8. Taxi drivers drive like crazy, go past red lights, jump between cars where it is impossible to fit in, do not give priority to pedestrians, often do not know the road and ask you in Chinese to have a look at google map which obviously doesn’t work in China.

9. They are full of nervous tics and when they stop at traffic lights you will feel like singing and dancing  La Macarena at the rhythm of their shoulders and head movements. Do not do it, they get angry. I speak from experience. (I leave you 5 minutes to enjoy the song and imagine me and the Chinese taxi driver cheerfully dancing together …).

10. If you knew two mandarin words, they will speak Shanghainese or any other Chinese dialect you will not understand.

11. There are no seat belts in the taxis.

After four years in Shanghai the only thing I can suggest if you have to take a taxi is to learn how to pronounce these four sentences:

  • zuǒ zhuǎn (turn left)
  • yòu zhuǎn (turn right)
  • diào tóu (go back)
  • Tíngzhǐ (stop here! For God sake!)
  • Shàngdì qǐng bǎohù wǒ (the Devil take the hindmost!)

Here in Hong Kong I do not often take the taxi but buses, trams, Metro and minibuses. And those of the latter I would like to talk about with  you.

There are two colors of minibuses: green and red.

They each have 16 seats, depart every 10 minutes, are super fast and there are tons around the city. The  minibus driver is similar to that of the shanghai taxi: they drive like there is no tomorrow, they don’t speak English, are severely intolerant to showers and are filled with nervous tics.

There are several things that make the minibus trip pleasant:

  1. There is no stop bell like on the buses, so when you have to go down you have to scream between the rumors of the other passengers and the engine rush: “Next stoooooppppp pleaseeeeee”. Then you have to look at the driver and wait for him to do a gesture with his hand, much like the blessing of Pope Francis to the faithful.
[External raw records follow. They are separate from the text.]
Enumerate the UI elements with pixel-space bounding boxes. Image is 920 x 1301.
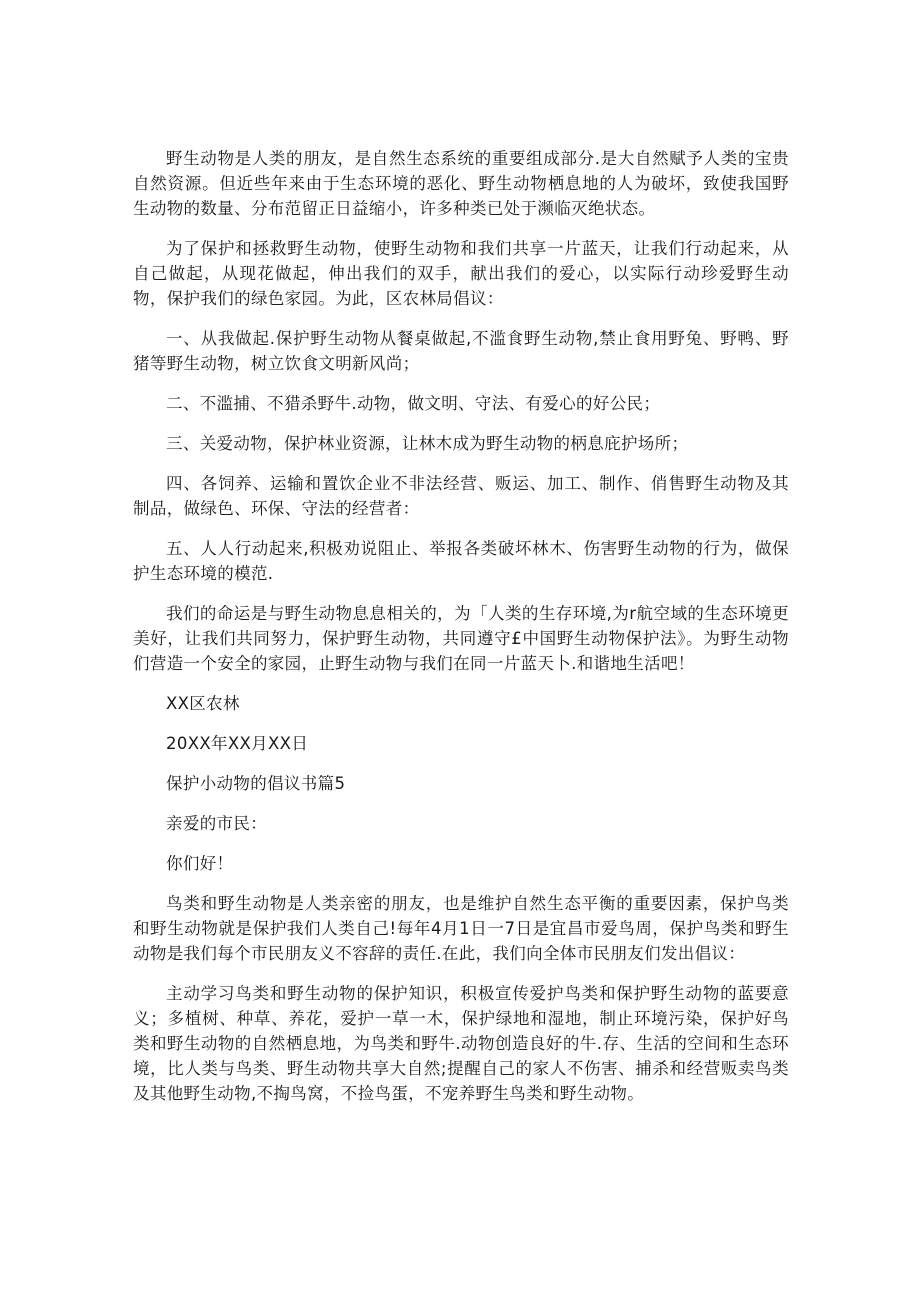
- paragraph-item-5: 五、人人行动起来,积极劝说阻止、举报各类破坏林木、伤害野生动物的行为，做保护生态环境的模范.: [133, 539, 789, 583]
- section-title: 保护小动物的倡议书篇5: [166, 774, 346, 793]
- paragraph-call-to-action: 为了保护和拯救野生动物，使野生动物和我们共享一片蓝天，让我们行动起来，从自己做起，从现花做起，伸出我们的双手，献出我们的爱心，以实际行动珍爱野生动物，保护我们的绿色家园。为此，区农林局倡议：: [133, 239, 789, 308]
- greeting: 你们好！: [166, 854, 234, 873]
- paragraph-item-3: 三、关爱动物，保护林业资源，让林木成为野生动物的柄息庇护场所；: [166, 434, 689, 453]
- paragraph-bird-action: 主动学习鸟类和野生动物的保护知识，积极宣传爱护鸟类和保护野生动物的蓝要意义；多植树、种草、养花，爱护一草一木，保护绿地和湿地，制止环境污染，保护好鸟类和野生动物的自然栖息地，为鸟类和野牛.动物创造良好的牛.存、生活的空间和生态环境，比人类与鸟类、野生动物共享大自然;提醒自己的家人不伤害、捕杀和经营贩卖鸟类及其他野生动物,不掏鸟窝，不捡鸟蛋，不宠养野生鸟类和野生动物。: [133, 984, 789, 1103]
- paragraph-conclusion: 我们的命运是与野生动物息息相关的，为「人类的生存环境,为r航空域的生态环境更美好，让我们共同努力，保护野生动物，共同遵守£中国野生动物保护法》。为野生动物们营造一个安全的家园，止野生动物与我们在同一片蓝天卜.和谐地生活吧！: [133, 604, 789, 673]
- signature-organization: XX区农林: [166, 694, 240, 713]
- document-body: [133, 146, 789, 1106]
- paragraph-intro: 野生动物是人类的朋友，是自然生态系统的重要组成部分.是大自然赋予人类的宝贵自然资源。但近些年来由于生态环境的恶化、野生动物栖息地的人为破坏，致使我国野生动物的数量、分布范留正日益缩小，许多种类已处于濒临灭绝状态。: [133, 149, 789, 218]
- paragraph-item-1: 一、从我做起.保护野生动物从餐桌做起,不滥食野生动物,禁止食用野兔、野鸭、野猪等野生动物，树立饮食文明新风尚；: [133, 329, 789, 373]
- salutation: 亲爱的市民：: [166, 814, 268, 833]
- signature-date: 20XX年XX月XX日: [166, 734, 309, 753]
- paragraph-item-2: 二、不滥捕、不猎杀野牛.动物，做文明、守法、有爱心的好公民；: [166, 394, 661, 413]
- paragraph-bird-intro: 鸟类和野生动物是人类亲密的朋友，也是维护自然生态平衡的重要因素，保护鸟类和野生动物就是保护我们人类自己!每年4月1日一7日是宜昌市爱鸟周，保护鸟类和野生动物是我们每个市民朋友义不容辞的责任.在此，我们向全体市民朋友们发出倡议：: [133, 894, 789, 963]
- paragraph-item-4: 四、各饲养、运输和置饮企业不非法经营、贩运、加工、制作、俏售野生动物及其制品，做绿色、环保、守法的经营者：: [133, 474, 789, 518]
If the blessing does not happen you are damned. Ah no, you have to scream again “Neeeexxxxttttt stoooooopppppp pleaseeeeeeeeeee”.
  2. The signs hanging on the minibus. There are many, in the midst of the most trivial “for your own safety, buckle up your seatbelt. Passengers who fail to comply are liable to a maximunm fine of $ 5,000 and three months of imprisonment” and “drinking and eating on the minibus is forbidden” is the nice sign “$ 300 debit if your vomitus smears the carriage.”
  3. The vomit should stay in your stomach because a further sign tells you that “the maximum speed of this minibus is 80Km/h”. Which is obviously a lie.
  4. Given the excessive speed and abundance of curve, you have to keep the handle in front of you as you were in a Ferrari and is the driver Vettel, while the minibus hovers over hills by running right and left drags you out of the seat that of course has no seat belts (despite the fact that there is a sign). If you want to save your gym money, do not hold the handle and tighten your abdomen to stay upright, your core will be like steel in a couple of days.
  5. The last fun thing: between 2005 and 2015 every 1000 road accidents, 256 have involved minibuses , with an average 20 times greater than incidences caused by private cars.

In short, taking a taxi in Shanghai or a minibus in Hong Kong one thing comes to my mind to tell you: Have a nice trip!